Day 4, 82,2km The longest stage, can be run over 2 days – some competitors sleep for a few hrs in the night, I opted to run straight through, finishing at 3am on day 5 (and then rested for the remainder of the day) in a time of 18hr08. A day of sharp stony plains, steep mountain passes and plenty of dunes – 19km in a stretch at one part! The night running was cool but tense – always aware of the increased chances of tripping or falling, and visibility limited to the range of my head torch beam.
Day 6, stage 5 42,2km Just a marathon! But a day’s rest does help. Down to 926 competitors. Not many dunes but plenty of undulating stony plateaus and wadis to get through. Finish in 7hr15

Day 7, stage 6 21,1km A cooler day, and much rejoicing - the competitor who got lost the previous day was found at dawn. A hard start with 3km of dunes but then a pleasant enough section through a gorge and up over a stony pass. After a check point at 14km the 7,5km crossing of Erg Merzouga began – Morocco’s highest dunes. The sand was very soft and hot but the end was close! Finish 2hr59 in 507th position. Phew, a medal, a drink, some food, then onto the coach for a 5½ journey back to town. The final winners were the same as after stage 1 – Ahansal and Aguilera, full results on the website.

It was a fantastically well organized event, with huge attention to detail, and like a global melting pot with everyone getting on well together, with a common purpose. There are wonderful ‘portraits’ on individual runners that can be seen on the web also – a photo and then a little interview, runners picked at random – great reading.

*****
If you are still not certain about the craziness of the MDS participants, read on about Shigemi Hazama (Race number 631).

He’s a superstar in Japan.

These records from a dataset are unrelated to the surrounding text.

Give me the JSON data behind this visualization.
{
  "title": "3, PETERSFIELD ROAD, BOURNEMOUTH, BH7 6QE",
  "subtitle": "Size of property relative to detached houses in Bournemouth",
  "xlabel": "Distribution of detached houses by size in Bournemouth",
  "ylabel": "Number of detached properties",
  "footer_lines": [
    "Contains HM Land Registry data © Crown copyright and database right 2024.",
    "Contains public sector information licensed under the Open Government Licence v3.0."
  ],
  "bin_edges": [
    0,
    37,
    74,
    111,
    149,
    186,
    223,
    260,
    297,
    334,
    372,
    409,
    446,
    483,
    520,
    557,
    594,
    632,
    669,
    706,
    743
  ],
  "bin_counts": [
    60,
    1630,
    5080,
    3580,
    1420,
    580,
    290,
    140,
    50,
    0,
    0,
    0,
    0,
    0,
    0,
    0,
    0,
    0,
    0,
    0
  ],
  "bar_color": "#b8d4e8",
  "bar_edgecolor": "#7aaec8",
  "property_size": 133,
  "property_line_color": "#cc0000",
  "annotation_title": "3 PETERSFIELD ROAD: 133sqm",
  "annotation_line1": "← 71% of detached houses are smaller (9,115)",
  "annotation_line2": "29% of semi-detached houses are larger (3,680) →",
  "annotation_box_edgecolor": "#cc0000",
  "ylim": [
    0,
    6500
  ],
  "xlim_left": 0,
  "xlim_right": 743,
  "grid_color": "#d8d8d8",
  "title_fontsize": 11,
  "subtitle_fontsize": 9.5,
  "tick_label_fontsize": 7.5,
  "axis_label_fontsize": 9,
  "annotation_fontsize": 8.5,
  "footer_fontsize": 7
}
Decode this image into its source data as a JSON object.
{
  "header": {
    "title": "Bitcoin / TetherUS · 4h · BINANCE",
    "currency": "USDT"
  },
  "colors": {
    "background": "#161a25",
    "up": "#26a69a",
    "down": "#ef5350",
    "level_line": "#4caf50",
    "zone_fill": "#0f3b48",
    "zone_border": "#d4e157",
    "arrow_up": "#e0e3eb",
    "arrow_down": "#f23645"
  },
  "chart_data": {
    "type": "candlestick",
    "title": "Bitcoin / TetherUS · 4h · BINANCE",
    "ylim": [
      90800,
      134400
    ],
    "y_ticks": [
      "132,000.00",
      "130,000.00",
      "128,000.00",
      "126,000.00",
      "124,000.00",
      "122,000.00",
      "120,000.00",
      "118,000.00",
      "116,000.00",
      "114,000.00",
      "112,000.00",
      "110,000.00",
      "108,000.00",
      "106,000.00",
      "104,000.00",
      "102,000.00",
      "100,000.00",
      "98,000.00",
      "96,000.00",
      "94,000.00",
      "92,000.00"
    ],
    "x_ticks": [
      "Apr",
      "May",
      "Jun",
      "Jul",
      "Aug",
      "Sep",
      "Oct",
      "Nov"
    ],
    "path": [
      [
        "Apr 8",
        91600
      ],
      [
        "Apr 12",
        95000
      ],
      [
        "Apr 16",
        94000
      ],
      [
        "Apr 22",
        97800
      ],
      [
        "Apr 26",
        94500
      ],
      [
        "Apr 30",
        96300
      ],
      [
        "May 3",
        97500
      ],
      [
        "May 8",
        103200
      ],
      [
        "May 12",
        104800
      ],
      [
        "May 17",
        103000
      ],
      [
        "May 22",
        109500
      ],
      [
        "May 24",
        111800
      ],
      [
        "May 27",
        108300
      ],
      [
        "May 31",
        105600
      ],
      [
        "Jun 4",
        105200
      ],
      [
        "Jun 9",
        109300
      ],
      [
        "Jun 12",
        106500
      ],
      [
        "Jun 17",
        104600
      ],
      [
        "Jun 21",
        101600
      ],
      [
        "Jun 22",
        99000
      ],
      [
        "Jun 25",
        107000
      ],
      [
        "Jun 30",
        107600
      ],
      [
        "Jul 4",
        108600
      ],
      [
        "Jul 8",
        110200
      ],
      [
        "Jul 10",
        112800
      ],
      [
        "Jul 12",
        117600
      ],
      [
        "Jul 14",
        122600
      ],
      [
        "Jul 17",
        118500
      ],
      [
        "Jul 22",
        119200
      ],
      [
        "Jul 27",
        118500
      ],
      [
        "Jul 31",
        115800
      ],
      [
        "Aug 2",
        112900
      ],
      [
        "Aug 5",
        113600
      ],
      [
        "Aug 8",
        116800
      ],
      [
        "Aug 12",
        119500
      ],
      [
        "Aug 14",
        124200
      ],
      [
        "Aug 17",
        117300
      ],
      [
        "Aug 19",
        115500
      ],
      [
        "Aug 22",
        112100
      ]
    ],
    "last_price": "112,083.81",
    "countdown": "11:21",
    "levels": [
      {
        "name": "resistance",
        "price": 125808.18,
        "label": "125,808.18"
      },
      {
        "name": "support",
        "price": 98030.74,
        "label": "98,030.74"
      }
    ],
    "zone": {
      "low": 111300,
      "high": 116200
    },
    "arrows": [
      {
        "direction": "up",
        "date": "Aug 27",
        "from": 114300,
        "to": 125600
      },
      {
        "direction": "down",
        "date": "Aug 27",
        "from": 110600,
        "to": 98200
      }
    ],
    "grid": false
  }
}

Not only for his TV comedy shows but also for his singing talent, winning him many many fans, including amongst our competitors who simply love his mimics. When we went to talk to him about life on the bivouac, he decided to centre the interview on the delicate problem of natural needs in the wild. The kind of topic we seldom raise on that website, but central to runners’ preoccupations. Here are his full comments (unfortunately without the accompanying facial expressions): « the big surprise here, it’s the toilets, I’d never seen such huge toilets… [he points to the desert]…but I must also tell you I am shocked by the quantities I produce… can you imagine, a man as little as I am… laying a cobra, a real cobra…” Someone had to go there. A Japanese star did.

5 sleeps to Comrades,
~RobbyRicc

1 comment:

  1. like I've said before...mental....and suicidal. The Japanese dude should of stuck a flag in his cobra and gave it a salute!